Saturday, February 18, 2012

Superman: Whatever Happened to the Man of Tomorrow? (1997)

Author: Alan Moore | Illustrator: Curt Swan | Page Count: 48

By the time we heard the screams ... the nightmare was already underway. There must have been hundreds of them and they all wanted the same thing…

Whatever Happened...? is the final Superman story. The end. It was decided that the entire comic Universe be revamped after the events of Crisis on Infinite Earths, wiping out years of complicated back-story and killing off redundant characters. It’s a move that’s generally regarded to coincide with the ending of the Bronze Age of comics. Moore had a hand in the direction of what followed that era, but it seems he wanted a hand in what had preceded it, too. So he penned a belated, final Silver Age Man of Steel story, giving it another emotional end. We all know Superman continued, but beneath the bright colours was a darker canvas.

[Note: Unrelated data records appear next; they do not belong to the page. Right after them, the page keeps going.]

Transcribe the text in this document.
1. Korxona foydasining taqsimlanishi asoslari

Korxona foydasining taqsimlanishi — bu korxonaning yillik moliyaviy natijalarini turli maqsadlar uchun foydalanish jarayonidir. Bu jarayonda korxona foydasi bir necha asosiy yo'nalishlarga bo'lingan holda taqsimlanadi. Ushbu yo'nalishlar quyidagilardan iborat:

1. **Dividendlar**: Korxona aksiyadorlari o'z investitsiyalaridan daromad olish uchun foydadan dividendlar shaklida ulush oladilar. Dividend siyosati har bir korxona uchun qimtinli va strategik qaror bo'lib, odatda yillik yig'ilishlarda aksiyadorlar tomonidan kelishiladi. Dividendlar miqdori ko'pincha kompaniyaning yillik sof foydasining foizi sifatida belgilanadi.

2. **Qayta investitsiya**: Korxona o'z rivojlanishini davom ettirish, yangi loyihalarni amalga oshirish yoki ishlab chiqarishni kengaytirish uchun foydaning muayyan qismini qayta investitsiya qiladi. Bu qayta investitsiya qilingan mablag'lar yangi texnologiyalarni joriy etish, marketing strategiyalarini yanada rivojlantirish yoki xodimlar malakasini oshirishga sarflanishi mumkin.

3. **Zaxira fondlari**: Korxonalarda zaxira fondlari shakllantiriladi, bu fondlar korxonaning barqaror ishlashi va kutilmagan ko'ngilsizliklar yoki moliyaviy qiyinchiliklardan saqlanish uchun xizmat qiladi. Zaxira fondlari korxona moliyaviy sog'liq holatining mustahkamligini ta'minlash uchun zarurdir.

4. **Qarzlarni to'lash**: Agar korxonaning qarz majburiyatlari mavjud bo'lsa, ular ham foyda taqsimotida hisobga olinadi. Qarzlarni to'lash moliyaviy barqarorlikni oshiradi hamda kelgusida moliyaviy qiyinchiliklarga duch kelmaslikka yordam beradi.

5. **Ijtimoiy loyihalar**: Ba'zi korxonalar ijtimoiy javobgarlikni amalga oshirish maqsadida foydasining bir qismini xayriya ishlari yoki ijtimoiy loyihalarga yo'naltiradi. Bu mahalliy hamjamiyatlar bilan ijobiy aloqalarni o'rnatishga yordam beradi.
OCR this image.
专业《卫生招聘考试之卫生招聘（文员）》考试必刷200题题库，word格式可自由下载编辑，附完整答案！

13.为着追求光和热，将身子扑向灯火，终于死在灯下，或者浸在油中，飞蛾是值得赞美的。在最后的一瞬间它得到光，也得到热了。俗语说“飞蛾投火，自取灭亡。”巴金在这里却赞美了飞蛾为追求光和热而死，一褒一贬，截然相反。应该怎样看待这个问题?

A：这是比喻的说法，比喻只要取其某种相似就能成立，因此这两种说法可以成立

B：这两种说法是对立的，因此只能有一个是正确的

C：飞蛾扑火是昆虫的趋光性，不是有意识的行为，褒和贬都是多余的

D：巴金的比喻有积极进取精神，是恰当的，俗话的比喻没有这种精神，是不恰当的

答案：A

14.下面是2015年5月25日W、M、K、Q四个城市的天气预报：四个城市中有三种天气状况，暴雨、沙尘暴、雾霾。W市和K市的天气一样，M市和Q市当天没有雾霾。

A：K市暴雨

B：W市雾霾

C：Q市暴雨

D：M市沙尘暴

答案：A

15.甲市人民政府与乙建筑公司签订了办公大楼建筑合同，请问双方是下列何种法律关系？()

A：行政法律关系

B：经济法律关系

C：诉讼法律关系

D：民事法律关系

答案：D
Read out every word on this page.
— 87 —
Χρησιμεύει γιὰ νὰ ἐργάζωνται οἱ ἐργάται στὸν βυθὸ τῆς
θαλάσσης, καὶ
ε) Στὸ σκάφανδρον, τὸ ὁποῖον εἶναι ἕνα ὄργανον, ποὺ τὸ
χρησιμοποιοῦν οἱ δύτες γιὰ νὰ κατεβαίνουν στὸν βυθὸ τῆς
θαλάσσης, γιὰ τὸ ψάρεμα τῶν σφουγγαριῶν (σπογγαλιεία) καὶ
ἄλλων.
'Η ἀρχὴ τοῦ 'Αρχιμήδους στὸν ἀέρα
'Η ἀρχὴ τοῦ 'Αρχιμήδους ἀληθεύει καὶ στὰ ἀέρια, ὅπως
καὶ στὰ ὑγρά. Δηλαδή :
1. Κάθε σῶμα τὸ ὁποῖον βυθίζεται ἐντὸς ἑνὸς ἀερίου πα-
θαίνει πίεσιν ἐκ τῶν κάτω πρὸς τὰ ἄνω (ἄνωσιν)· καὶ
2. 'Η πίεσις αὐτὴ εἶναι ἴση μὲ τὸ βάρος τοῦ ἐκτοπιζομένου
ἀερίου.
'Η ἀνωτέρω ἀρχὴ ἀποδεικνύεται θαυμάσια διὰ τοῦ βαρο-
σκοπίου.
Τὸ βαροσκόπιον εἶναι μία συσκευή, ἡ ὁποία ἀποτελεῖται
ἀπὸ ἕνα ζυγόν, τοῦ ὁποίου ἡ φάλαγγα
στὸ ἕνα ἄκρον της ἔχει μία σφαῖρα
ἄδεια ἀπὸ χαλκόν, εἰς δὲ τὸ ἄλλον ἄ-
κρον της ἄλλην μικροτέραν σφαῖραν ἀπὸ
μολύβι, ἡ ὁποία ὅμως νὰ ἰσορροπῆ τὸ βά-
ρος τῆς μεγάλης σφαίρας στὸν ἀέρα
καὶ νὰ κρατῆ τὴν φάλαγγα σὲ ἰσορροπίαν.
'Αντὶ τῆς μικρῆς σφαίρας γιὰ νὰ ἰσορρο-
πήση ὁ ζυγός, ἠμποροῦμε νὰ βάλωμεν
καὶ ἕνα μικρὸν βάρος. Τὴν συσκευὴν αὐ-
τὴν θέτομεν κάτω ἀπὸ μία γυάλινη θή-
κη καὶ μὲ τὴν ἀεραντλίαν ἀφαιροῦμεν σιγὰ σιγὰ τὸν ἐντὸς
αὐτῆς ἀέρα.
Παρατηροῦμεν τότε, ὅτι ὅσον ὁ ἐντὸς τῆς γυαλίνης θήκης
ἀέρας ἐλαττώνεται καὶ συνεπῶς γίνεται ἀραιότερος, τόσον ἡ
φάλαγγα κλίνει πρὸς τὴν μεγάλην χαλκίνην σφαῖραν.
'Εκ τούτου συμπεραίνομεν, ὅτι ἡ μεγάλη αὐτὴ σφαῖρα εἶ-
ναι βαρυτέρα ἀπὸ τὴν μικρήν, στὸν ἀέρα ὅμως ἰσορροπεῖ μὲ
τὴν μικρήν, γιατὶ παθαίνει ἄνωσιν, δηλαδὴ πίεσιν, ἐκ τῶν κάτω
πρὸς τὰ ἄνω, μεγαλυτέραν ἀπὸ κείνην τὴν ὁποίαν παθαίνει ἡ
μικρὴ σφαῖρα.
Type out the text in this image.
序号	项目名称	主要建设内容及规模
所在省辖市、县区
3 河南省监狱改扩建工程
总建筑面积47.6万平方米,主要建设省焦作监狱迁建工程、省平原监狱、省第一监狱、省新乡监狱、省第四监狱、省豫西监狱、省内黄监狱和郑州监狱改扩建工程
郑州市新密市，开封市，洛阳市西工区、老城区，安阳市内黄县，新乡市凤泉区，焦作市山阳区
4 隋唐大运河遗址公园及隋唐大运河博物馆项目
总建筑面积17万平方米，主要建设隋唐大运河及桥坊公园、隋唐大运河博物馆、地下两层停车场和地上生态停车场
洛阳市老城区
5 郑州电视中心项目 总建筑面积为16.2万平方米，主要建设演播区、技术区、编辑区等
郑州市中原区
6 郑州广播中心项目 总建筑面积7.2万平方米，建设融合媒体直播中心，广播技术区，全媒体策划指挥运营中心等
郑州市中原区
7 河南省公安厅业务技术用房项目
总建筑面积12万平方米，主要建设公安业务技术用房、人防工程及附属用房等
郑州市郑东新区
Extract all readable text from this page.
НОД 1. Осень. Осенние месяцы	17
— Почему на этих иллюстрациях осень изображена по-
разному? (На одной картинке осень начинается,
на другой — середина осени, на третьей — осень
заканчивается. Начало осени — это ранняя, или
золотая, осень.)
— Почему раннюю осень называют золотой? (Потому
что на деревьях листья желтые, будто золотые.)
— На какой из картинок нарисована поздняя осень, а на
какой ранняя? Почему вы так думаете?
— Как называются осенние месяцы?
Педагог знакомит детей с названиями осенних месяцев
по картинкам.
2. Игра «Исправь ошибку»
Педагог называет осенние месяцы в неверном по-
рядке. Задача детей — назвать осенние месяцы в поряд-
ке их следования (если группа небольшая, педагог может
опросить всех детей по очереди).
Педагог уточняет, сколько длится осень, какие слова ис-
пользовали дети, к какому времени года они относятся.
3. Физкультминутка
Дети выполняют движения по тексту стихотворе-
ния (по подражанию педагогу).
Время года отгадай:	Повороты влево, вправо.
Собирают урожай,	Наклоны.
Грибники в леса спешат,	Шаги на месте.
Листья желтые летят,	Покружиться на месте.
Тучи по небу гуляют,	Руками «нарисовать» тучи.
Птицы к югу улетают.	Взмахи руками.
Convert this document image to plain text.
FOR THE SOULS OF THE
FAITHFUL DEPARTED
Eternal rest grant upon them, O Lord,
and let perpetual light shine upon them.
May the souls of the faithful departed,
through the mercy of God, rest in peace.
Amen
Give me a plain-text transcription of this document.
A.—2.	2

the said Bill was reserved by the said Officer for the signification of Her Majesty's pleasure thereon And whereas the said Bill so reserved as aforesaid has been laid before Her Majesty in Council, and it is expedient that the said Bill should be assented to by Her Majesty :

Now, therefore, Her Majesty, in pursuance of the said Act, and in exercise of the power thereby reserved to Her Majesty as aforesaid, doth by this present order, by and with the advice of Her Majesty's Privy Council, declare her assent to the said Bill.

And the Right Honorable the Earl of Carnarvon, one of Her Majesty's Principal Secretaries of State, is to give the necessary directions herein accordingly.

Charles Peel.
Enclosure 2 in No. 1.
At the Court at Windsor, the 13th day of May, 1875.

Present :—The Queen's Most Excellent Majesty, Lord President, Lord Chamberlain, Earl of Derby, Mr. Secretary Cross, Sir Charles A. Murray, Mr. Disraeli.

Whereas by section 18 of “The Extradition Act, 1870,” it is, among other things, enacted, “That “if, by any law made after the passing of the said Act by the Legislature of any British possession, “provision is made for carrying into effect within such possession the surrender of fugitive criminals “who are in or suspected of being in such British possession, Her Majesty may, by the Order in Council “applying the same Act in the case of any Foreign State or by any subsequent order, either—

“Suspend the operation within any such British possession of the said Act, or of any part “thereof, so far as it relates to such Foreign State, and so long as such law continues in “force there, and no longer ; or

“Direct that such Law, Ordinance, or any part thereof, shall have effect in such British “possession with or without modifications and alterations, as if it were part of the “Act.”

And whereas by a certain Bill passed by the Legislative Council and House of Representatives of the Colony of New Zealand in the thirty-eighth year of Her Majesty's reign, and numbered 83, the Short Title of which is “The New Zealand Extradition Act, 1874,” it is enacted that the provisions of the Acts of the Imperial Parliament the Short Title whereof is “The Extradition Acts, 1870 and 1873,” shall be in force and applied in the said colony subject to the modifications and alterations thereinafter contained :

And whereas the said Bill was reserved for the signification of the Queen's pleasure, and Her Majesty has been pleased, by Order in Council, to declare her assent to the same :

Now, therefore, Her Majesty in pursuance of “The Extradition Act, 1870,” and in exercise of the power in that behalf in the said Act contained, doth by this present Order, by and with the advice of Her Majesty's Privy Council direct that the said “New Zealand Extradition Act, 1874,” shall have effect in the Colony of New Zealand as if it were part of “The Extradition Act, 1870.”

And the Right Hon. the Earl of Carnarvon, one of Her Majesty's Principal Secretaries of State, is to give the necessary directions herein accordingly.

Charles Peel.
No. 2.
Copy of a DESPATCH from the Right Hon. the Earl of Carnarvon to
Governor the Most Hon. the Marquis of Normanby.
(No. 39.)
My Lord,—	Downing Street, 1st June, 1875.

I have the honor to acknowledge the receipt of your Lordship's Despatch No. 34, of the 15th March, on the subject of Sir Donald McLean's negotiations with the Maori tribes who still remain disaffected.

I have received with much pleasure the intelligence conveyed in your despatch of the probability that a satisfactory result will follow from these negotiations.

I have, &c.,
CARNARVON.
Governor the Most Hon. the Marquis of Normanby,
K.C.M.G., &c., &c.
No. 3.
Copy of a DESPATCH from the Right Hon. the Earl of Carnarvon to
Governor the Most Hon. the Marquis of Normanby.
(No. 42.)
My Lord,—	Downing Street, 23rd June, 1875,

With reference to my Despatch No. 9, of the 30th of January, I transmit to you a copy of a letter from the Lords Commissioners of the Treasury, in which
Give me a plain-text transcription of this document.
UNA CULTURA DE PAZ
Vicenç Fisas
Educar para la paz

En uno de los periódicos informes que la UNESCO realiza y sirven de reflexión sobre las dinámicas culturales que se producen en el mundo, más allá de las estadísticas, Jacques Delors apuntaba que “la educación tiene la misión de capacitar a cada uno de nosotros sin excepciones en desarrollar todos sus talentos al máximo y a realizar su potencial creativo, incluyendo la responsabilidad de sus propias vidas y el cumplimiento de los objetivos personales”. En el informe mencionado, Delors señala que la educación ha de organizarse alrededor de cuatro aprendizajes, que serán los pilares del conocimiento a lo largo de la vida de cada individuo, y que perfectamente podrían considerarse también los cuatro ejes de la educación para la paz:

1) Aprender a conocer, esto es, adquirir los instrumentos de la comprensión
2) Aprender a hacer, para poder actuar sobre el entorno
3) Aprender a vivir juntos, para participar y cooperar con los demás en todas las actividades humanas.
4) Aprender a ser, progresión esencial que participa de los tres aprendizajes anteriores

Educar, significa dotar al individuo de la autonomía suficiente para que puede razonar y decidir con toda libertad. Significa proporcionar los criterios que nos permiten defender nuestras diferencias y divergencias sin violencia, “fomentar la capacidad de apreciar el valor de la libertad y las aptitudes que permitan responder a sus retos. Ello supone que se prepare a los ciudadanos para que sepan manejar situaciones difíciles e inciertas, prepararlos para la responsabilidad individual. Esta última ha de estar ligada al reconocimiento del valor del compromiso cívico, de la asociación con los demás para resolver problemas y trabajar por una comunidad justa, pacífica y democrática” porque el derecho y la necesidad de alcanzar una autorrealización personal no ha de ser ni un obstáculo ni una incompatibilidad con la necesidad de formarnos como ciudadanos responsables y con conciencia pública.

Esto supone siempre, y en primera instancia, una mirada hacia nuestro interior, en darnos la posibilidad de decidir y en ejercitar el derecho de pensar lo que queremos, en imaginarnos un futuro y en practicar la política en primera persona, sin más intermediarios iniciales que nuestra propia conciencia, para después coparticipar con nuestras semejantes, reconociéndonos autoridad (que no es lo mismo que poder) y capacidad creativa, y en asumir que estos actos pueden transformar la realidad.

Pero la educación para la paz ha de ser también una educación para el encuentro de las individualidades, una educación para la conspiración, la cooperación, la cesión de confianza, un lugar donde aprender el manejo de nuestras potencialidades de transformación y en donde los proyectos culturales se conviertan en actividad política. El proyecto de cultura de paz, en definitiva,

It's a love story to that Silver time, filled with weird and wonderful things, including the caped-dog Krypto and Jimmy Olsen's signal-watch. Readers of the modern era may not appreciate the allusions and the changes that it heralded, but older readers, those of us that grew up with comics, that read them under bed covers with a flashlight, will see the real importance and heart of the story. The majority of which is told in flashback. Lois tells the tale of Superman's final days to an aspiring Daily Planet reporter ten years after they happened.

The book is saturated with aspects of finality and loss. It uses the kind of language those old stories used, but it’s more streamlined—there's a weight to them that a lesser writer would need twice as much space to convey. In that way, Moore put a nail in the coffin of not just the character but of a style of writing that had endured for decades. It was the right time to do it. A new breed of storytellers had emerged, influenced by the past but equally ready to sculpt something shiny and new from the ashes of the old. So long, Superman.